In what is seen as an unavoidable trade-off, Iraq’s acting government is risking public anger by ramping up gasoline prices to boost revenues and reduce a gas-smuggling trade that is helping to fund the insurgency.
Heavily subsidized since the days of Saddam Hussein, the price of gas has risen from about 5 cents a gallon to 10 cents a gallon, and is expected to rise dramatically in the coming months, despite the threat of street protests and other signs of discontent.
Robert Silverman, director of the State Department’s Office of Iraq Economic Affairs, told an audience at Rice University’s James A.Baker III Institute for Public Policy on March 30 that he expected the price to reach 50 cents a gallon by the end of the year.
Several violent demonstrations greeted an announcement in December that prices would be boosted, and it is not clear how the further price increases will be received in a country where driving is popular and the average annual income is about $1,500.
But the gas subsidies have placed a huge burden on the Iraqi treasury, amounting to $8 billion a year in lost revenues, or 30 percent of the nation’s gross domestic product. U.S. congressmen have also complained about U.S. taxpayer funds being used to purchase gas in neighboring countries for sale in Iraq at such low prices.
Mr. Silverman said higher gas prices also are needed to attract foreign investment into a struggling refinery industry. Despite having some of the world’s largest crude-oil reserves, Iraq still imports some 200,000 barrels per day of refined products, at a cost of $200 million to $250 million per month, according to the Energy Information Administration, a branch of the U.S. Department of Energy.
Although Iraq’s eight refineries sustained no damage during the 2003 war, a combination of lagging investment and skyrocketing security costs has kept them operating at only 50 percent to 75 percent of capacity.
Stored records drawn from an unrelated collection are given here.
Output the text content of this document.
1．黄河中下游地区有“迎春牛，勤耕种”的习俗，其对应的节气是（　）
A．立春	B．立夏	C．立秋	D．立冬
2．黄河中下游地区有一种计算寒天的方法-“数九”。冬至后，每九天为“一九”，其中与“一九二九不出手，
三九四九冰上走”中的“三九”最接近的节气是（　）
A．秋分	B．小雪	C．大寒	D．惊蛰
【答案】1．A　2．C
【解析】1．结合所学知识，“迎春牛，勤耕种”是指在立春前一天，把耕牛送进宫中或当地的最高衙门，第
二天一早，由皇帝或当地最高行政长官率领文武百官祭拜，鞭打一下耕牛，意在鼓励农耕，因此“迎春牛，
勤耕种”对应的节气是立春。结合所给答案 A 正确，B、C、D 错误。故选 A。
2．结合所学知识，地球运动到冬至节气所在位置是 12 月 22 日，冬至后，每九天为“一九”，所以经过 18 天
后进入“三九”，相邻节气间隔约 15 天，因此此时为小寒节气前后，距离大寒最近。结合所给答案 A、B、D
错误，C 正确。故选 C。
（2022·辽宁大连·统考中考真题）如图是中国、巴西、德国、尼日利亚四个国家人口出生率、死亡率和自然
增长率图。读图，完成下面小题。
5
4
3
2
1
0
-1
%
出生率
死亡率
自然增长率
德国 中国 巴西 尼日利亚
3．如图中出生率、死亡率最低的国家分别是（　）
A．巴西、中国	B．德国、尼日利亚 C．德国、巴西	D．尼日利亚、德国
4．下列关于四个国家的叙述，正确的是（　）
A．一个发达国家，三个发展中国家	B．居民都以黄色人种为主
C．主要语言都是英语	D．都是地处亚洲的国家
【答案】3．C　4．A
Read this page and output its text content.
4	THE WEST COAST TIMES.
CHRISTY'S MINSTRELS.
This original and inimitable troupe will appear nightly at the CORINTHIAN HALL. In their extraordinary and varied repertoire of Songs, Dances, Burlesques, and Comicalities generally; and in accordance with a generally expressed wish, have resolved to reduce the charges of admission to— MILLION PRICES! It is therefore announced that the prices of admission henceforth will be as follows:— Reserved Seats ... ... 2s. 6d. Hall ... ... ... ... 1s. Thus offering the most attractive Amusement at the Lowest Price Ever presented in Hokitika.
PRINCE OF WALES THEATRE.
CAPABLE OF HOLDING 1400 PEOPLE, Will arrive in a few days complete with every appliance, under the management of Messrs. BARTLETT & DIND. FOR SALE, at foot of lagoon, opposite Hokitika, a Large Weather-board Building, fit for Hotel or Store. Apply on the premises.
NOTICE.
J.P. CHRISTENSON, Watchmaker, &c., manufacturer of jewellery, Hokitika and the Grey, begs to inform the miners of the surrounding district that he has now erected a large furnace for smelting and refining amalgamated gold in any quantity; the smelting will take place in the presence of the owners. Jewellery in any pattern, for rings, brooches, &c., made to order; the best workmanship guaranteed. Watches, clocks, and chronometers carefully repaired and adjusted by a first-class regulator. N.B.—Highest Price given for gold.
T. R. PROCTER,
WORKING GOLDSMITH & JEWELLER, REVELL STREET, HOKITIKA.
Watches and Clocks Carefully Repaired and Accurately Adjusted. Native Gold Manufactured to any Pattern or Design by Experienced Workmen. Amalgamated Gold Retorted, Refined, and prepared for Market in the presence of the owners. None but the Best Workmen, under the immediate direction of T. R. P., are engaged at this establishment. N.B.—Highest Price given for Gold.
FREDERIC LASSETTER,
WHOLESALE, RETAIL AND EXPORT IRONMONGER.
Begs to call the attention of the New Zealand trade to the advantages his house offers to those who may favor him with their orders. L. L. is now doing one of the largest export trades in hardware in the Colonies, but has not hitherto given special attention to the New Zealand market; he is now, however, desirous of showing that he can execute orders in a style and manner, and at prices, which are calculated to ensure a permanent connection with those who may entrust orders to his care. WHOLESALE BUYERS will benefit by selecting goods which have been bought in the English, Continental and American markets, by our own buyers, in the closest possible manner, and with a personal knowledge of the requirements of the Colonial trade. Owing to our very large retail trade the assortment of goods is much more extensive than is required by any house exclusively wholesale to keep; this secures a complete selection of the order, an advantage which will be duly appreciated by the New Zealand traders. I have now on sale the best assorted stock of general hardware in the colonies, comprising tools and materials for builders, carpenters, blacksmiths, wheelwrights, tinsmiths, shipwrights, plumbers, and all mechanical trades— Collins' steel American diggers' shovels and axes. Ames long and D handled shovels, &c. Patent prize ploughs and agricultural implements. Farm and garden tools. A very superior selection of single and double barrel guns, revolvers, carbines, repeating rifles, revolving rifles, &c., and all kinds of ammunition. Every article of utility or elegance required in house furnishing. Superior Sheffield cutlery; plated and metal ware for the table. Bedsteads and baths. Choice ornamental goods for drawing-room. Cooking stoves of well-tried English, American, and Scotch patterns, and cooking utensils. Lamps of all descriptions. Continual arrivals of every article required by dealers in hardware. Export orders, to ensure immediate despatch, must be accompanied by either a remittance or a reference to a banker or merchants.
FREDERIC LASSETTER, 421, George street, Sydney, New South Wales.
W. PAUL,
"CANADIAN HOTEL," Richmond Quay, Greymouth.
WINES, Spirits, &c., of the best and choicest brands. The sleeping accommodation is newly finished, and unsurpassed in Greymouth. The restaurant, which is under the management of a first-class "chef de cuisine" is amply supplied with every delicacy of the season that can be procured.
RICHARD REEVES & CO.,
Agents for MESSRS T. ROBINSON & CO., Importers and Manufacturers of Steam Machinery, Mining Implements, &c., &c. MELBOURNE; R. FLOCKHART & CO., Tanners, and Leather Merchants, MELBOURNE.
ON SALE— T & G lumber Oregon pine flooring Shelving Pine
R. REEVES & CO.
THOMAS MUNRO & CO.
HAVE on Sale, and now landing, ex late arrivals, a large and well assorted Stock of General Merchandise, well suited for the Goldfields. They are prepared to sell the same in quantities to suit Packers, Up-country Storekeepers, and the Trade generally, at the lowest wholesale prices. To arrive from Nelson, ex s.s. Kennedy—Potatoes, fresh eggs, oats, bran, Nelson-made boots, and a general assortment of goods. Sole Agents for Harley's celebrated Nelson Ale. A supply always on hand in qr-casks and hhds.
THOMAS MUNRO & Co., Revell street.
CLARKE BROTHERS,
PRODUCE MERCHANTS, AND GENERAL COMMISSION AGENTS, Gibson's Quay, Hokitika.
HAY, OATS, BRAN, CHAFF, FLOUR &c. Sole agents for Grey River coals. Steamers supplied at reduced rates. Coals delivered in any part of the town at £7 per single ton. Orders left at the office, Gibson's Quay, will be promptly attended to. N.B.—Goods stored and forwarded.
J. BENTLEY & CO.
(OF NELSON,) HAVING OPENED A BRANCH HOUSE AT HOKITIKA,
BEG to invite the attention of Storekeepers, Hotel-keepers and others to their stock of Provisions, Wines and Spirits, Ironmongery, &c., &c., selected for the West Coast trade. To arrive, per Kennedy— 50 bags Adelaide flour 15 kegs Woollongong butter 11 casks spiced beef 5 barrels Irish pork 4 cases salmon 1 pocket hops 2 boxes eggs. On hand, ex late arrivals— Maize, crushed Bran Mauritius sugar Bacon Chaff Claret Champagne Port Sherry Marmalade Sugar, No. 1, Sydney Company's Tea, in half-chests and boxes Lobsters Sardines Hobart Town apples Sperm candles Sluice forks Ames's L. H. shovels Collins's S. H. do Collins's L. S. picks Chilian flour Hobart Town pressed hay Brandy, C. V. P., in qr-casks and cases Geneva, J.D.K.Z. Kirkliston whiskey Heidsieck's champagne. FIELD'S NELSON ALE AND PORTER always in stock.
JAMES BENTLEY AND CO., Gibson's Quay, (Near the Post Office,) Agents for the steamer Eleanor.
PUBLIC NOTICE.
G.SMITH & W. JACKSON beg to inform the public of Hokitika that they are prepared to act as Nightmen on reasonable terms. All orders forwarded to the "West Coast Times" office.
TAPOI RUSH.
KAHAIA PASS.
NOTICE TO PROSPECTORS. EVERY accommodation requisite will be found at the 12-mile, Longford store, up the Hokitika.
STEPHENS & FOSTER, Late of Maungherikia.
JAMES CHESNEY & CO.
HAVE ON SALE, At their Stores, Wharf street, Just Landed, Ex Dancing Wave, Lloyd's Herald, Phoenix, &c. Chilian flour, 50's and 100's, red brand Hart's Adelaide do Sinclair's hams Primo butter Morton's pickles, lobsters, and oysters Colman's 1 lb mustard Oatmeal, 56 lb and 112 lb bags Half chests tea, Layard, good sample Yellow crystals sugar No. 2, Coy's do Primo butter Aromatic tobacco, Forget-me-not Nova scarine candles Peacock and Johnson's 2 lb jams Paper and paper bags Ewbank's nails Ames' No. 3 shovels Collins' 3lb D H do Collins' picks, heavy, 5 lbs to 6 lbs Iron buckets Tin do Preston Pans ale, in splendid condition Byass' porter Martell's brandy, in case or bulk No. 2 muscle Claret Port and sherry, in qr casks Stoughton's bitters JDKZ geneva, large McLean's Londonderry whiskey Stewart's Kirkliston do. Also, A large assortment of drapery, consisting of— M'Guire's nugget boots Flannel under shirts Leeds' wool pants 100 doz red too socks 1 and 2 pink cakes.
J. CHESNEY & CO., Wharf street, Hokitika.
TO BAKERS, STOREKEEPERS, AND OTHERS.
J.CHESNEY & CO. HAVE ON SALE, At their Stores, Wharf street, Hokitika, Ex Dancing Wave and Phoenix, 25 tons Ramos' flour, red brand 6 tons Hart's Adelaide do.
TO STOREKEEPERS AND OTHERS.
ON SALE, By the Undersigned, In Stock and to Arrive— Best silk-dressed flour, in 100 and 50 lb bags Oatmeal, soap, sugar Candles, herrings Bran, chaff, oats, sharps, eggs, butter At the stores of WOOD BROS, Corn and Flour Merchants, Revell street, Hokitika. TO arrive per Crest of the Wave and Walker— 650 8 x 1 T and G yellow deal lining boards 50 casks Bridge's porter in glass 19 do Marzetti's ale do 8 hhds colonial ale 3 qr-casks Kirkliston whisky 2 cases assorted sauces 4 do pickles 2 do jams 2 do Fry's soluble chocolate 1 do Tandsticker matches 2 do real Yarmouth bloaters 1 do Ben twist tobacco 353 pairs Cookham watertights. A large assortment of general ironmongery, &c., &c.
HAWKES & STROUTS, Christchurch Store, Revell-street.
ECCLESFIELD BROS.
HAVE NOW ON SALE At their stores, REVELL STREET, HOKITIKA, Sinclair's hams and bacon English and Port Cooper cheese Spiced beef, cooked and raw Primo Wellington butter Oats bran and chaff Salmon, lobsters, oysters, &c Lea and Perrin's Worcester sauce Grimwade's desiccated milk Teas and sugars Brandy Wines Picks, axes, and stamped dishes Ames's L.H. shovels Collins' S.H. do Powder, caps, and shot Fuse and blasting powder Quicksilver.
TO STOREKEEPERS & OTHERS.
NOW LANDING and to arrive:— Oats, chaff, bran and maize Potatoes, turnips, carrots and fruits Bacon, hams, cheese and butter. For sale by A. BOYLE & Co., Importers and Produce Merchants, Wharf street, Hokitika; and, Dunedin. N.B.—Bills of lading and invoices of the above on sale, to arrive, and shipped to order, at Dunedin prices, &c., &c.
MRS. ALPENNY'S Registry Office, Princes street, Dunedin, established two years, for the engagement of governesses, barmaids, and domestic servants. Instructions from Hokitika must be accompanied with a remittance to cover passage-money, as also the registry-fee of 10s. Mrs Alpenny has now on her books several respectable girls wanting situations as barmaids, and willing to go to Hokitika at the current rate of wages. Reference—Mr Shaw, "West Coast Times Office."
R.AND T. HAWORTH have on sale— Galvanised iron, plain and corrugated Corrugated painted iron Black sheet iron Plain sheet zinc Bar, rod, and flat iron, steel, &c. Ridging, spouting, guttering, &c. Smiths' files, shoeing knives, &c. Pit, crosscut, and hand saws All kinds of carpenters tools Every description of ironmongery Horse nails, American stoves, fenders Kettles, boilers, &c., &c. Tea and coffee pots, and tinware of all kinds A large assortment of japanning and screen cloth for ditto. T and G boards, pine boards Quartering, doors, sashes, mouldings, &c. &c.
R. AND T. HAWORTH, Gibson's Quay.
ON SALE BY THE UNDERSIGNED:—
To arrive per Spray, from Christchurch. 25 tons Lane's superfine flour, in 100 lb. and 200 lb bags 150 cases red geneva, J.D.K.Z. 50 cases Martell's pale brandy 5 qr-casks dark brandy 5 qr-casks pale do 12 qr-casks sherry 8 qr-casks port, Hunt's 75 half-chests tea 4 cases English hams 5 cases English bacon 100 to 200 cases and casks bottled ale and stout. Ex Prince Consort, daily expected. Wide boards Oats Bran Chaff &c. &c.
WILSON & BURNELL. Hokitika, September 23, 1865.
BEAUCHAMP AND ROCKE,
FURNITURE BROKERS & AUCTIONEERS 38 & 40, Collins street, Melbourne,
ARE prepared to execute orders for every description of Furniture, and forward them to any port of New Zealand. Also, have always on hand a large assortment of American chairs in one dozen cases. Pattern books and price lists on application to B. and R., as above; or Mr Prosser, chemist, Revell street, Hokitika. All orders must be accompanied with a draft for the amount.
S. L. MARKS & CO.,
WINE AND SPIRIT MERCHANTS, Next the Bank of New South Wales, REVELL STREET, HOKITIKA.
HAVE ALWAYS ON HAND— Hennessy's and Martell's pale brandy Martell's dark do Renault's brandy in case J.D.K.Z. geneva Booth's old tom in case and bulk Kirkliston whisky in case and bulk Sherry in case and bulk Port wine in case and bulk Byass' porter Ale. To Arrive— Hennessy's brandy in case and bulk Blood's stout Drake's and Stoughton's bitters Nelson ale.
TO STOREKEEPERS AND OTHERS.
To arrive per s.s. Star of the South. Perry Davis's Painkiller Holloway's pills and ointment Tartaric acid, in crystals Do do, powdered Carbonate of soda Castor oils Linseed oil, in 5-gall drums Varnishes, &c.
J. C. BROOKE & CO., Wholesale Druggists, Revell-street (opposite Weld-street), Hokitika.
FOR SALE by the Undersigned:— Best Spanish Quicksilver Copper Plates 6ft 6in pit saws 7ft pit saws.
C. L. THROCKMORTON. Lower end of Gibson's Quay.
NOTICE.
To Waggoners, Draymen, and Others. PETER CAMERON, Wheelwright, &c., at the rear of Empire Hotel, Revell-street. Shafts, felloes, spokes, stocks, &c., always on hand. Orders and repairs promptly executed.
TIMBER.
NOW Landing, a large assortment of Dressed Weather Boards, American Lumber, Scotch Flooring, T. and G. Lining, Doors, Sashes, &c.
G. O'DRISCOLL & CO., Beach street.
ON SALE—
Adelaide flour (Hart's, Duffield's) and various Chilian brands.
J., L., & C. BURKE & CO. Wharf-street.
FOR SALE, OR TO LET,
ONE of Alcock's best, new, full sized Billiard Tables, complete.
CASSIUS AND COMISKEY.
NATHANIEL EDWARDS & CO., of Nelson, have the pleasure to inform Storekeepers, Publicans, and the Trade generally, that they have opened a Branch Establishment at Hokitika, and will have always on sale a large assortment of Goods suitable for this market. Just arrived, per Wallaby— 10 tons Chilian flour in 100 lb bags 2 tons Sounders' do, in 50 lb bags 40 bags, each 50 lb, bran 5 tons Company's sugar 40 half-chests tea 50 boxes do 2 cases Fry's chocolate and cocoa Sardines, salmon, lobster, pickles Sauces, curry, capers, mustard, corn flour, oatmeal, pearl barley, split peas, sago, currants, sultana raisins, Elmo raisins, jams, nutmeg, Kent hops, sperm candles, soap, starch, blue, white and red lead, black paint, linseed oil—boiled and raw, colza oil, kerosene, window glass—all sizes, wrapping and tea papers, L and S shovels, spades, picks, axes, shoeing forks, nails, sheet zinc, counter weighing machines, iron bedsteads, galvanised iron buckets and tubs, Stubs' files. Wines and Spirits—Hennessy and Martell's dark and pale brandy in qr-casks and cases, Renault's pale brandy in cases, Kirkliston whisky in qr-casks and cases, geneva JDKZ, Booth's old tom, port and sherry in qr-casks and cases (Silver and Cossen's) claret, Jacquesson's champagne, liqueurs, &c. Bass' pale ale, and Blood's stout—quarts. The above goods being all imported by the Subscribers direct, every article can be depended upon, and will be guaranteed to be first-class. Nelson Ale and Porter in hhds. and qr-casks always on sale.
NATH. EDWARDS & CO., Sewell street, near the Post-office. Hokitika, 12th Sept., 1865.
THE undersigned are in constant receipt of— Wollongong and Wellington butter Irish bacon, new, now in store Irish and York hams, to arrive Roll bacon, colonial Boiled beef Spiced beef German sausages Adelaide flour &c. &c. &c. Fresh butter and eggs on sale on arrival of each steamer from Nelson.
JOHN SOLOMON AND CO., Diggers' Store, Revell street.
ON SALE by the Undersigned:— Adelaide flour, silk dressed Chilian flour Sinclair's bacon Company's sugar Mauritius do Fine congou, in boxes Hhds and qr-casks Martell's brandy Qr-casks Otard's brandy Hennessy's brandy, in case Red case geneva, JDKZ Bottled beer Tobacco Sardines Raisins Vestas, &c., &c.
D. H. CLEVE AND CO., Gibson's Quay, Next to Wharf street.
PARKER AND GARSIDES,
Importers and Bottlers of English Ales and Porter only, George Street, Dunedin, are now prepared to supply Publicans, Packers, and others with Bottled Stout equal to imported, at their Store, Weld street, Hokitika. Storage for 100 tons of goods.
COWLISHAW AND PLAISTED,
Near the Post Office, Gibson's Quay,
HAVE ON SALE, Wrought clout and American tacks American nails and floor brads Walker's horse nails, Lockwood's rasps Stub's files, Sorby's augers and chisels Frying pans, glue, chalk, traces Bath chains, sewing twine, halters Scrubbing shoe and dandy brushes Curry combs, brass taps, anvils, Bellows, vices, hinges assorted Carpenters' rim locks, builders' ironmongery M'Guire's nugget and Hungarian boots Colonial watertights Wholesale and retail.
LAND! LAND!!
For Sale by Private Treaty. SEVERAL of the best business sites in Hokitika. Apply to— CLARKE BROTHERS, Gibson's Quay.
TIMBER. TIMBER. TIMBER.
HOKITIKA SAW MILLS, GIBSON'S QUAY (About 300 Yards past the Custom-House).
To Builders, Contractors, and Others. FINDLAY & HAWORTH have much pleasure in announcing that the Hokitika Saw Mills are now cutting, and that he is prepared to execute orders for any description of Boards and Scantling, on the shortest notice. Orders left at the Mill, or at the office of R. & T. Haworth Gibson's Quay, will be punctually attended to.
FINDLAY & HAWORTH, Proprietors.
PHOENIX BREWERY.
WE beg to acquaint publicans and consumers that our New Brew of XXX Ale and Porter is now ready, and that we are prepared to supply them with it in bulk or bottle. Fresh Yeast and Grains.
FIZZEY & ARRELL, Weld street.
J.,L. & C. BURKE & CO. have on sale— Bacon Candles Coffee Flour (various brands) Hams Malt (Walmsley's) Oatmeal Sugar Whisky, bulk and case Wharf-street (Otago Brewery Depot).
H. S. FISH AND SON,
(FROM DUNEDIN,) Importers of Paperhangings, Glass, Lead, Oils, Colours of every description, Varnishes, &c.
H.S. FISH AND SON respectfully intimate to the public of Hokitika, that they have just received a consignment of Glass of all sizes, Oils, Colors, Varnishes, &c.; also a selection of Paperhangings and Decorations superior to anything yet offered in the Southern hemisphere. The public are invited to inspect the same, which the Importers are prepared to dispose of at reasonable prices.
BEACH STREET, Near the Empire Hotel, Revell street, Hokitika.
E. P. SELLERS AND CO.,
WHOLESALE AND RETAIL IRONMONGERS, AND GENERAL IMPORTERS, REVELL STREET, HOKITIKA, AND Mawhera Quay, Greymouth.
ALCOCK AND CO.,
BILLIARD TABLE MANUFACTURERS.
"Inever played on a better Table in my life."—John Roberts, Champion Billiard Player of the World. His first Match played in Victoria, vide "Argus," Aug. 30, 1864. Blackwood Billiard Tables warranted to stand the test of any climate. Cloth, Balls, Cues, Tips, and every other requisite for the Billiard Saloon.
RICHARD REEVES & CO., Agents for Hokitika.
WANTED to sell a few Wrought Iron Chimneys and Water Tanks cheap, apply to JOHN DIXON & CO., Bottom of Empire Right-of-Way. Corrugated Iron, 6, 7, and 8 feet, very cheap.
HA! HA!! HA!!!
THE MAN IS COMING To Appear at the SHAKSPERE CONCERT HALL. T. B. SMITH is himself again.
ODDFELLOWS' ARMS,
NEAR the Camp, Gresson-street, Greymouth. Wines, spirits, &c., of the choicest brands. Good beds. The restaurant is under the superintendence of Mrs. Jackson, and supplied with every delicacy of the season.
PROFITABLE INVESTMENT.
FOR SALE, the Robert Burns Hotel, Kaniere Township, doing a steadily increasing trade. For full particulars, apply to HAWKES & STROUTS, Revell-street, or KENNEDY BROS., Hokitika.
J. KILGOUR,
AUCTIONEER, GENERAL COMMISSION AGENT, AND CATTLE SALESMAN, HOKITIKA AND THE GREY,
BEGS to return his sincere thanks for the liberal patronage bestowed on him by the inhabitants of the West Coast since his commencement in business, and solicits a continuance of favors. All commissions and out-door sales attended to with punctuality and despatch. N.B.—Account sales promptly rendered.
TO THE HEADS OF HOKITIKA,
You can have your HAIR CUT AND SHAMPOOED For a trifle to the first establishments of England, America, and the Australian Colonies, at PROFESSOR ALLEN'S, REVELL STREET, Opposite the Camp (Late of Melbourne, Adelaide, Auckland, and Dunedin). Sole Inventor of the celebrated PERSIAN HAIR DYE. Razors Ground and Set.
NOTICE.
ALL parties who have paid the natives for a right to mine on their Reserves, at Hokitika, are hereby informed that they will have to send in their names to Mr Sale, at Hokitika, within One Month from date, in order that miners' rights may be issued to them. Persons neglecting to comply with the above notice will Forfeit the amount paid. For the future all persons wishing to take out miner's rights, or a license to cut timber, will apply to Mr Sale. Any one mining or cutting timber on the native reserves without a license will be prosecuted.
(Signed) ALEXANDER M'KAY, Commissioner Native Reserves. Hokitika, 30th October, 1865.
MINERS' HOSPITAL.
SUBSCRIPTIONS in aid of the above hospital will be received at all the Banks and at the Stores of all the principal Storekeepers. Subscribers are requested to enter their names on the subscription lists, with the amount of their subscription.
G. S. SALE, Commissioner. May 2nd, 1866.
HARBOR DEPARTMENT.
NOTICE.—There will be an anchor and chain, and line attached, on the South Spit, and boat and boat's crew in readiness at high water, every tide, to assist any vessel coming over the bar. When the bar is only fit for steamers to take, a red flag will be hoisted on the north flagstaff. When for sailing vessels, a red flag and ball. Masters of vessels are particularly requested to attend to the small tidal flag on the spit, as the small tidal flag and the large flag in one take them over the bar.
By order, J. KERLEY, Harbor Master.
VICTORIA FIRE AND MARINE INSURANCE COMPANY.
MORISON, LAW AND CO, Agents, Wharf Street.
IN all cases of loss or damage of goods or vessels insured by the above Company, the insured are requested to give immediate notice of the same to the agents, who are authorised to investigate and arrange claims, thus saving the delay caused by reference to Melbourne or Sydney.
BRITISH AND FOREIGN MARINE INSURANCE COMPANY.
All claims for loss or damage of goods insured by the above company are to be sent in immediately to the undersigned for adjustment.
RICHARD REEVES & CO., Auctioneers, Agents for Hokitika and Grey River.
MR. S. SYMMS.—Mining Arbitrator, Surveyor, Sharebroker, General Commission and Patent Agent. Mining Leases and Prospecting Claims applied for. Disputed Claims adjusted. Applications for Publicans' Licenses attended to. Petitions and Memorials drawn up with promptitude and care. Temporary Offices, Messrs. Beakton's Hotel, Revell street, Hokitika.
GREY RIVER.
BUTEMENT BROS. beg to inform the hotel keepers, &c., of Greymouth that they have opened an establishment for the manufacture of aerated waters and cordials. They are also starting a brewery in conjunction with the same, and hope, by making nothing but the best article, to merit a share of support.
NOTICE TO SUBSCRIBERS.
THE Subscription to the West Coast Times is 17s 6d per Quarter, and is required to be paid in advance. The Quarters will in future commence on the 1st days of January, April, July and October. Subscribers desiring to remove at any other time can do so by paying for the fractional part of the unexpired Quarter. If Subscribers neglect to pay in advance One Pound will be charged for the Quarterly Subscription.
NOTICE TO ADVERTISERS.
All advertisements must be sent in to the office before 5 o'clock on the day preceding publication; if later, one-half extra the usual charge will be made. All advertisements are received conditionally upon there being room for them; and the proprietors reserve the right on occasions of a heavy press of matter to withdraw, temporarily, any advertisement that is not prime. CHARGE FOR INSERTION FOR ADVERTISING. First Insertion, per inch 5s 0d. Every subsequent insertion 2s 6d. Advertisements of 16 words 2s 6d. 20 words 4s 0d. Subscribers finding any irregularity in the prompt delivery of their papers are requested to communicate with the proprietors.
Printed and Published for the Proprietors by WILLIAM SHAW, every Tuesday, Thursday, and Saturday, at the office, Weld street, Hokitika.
Outside investment will be even more important in the future, as the United States winds down its effort to rebuild Iraq’s infrastructure.
Yet another reason for boosting gas prices, Mr. Silverman said, is to cut down on a booming smuggling trade, which is indirectly financing the Iraqi insurgency. More than 50 percent of Iraq’s oil profit may be lost to such practices annually, according to Iraqi officials.
With gas prices so low, it has proved extremely lucrative to smuggle Iraqi gas to neighboring countries such as Jordan, Syria and Turkey, where domestic prices are much higher, according to a recent International Monetary Fund report.
Many of the smuggling routes pass through insurgent-controlled areas in western Anbar province and elsewhere, where the truckers are stopped at roadblocks and forced to pay “taxes” usually totaling about 10 percent of the shipment’s value.
Army Gen. John Abizaid, the chief of U.S. Central Command with responsibility for military operations in the Middle East, testified on Iraq’s fuel problems during a March 9 Senate hearing on military operations in Iraq and the war on terrorism.
“Part of the insecurity of the oil has to do with bad infrastructure that’s in terrible state of disrepair,” he said. “It has to do with economic conditions where it becomes advantageous to smuggle oil. It has to do with a lot of corruption and criminal activity and tribal activity, as well.”
Responsibility for the smuggling is thought to reach into the upper levels of the oil ministry, with ministry officials reported to have arranged for their own trucks to pick up gasoline from refineries and drive it to the borders. Record-keeping at the refineries is notoriously poor.
Although Iraq has created a commission to deal with corruption and openness in government, there is still “significant corruption in the system at this point,” Secretary of State Condoleezza Rice said during the same March 9 hearing.
Commission members are often reluctant to report illicit activities because of death threats against them and their families. Some have already been killed.